The next step in the U.S. is for the TransMedics system to gain Food and Drug Administration approval for heart preservation — the agency has only signed off so far on its use in lung transplants. Though the company, which is sponsoring the multicenter trial, has worked with the FDA to develop the trial protocol: For every three patients who receive a heart transplant through the current standard for the procedure, one person will receive a DCD heart. The hope, according to Schroder, is to have completed around 50 DCD heart transplants by the end of the trial in 2021, at which point TransMedics will also look to file an application for FDA approval.

The procedure does have risks, including that some patients need to be connected to an external machine that pumps oxygenated blood to the body until the heart recovers its full function. But Hassanein said the company hasn’t heard of risks other than what’s expected with regular transplants, like organ rejection and death.

The results from elsewhere in the world are already promising. The recipient of the first-ever DCD heart in 2014 is “still doing extremely well,” Dhital said. A study published by the Australia group in April 2019 found that the survival rate among DCD heart transplant recipients was the same — or even higher in some cases — than those who received hearts removed from donors who suffered brain deaths.
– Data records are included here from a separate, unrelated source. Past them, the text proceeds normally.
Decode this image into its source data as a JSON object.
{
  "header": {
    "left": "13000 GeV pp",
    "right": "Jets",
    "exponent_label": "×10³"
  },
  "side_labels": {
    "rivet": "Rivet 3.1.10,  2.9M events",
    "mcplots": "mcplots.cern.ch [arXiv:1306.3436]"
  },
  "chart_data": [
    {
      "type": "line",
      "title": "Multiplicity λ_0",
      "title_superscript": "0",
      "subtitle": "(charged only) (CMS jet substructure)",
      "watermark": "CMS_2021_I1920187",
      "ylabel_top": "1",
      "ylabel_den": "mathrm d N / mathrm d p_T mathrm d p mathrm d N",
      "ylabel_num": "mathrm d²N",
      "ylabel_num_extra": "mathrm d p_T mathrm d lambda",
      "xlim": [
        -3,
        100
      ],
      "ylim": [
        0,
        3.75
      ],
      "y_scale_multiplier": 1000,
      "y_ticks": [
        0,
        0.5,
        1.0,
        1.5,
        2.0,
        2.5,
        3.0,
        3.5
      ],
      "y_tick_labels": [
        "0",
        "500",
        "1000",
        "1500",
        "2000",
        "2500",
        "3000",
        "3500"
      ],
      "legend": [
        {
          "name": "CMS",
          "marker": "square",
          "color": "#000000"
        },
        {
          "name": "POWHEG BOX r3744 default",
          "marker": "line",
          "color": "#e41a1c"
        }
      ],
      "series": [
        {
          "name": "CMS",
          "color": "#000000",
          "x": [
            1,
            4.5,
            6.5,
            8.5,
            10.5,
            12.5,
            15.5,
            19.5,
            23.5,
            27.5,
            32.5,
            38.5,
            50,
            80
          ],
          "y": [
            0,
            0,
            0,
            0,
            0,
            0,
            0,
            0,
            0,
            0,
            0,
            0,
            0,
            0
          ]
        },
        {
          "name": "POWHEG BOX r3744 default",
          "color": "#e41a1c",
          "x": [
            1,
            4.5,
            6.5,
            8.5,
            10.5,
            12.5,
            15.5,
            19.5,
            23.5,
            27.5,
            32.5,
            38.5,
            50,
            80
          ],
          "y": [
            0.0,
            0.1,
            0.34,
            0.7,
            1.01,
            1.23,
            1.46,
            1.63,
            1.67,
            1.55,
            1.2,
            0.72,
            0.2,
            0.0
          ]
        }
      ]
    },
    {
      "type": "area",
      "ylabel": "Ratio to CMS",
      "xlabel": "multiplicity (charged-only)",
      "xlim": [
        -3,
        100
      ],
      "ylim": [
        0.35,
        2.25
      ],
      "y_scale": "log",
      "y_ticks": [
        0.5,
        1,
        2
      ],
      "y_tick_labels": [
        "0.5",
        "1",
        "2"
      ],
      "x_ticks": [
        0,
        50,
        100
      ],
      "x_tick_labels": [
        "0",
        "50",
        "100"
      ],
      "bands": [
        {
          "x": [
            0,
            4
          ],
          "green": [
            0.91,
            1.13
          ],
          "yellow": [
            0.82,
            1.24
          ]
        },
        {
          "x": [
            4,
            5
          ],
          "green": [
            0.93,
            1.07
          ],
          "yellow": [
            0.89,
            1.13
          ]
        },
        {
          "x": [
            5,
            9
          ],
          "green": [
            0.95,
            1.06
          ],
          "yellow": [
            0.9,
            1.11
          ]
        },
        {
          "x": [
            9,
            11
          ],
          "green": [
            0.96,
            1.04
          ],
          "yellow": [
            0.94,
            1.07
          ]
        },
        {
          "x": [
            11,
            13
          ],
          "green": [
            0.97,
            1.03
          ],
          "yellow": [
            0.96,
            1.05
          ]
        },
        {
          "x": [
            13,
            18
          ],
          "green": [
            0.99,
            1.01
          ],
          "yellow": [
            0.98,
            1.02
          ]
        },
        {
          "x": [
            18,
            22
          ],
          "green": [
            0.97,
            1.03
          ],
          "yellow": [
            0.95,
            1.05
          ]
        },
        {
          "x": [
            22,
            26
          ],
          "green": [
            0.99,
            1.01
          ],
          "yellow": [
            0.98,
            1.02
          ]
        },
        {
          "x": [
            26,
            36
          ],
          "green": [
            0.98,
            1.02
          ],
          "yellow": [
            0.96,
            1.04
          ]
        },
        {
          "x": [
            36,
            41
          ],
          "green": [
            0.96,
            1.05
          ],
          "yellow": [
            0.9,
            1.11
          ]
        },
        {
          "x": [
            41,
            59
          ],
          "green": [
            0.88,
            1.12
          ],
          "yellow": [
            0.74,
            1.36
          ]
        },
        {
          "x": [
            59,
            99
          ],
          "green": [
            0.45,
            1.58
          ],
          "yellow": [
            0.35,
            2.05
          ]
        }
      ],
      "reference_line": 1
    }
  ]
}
A 2017 study from the U.K. group compared survival rates of 26 DCD heart recipients to an equal number of patients who received heart transplants via conventional methods. After 90 days, 92% of those who received DCD hearts were still alive, compared to 96% of those who received hearts after donors had died of neurological failure. After one year, those figures were 86% and 88%, respectively.

The teams in the U.S. are hopeful that the trial underway will yield similar results and spur FDA approval.

“Organ transplantation is the most cost-effective treatment for end-stage disease,” Hassanein said. “The DCD heart trial is a big deal and it’s very exciting for the field. It could make heart transplantation more of a reality for all those patients who are on the waiting list.”

Correction: An earlier version of this story misspelled Dr. David Klassen’s name.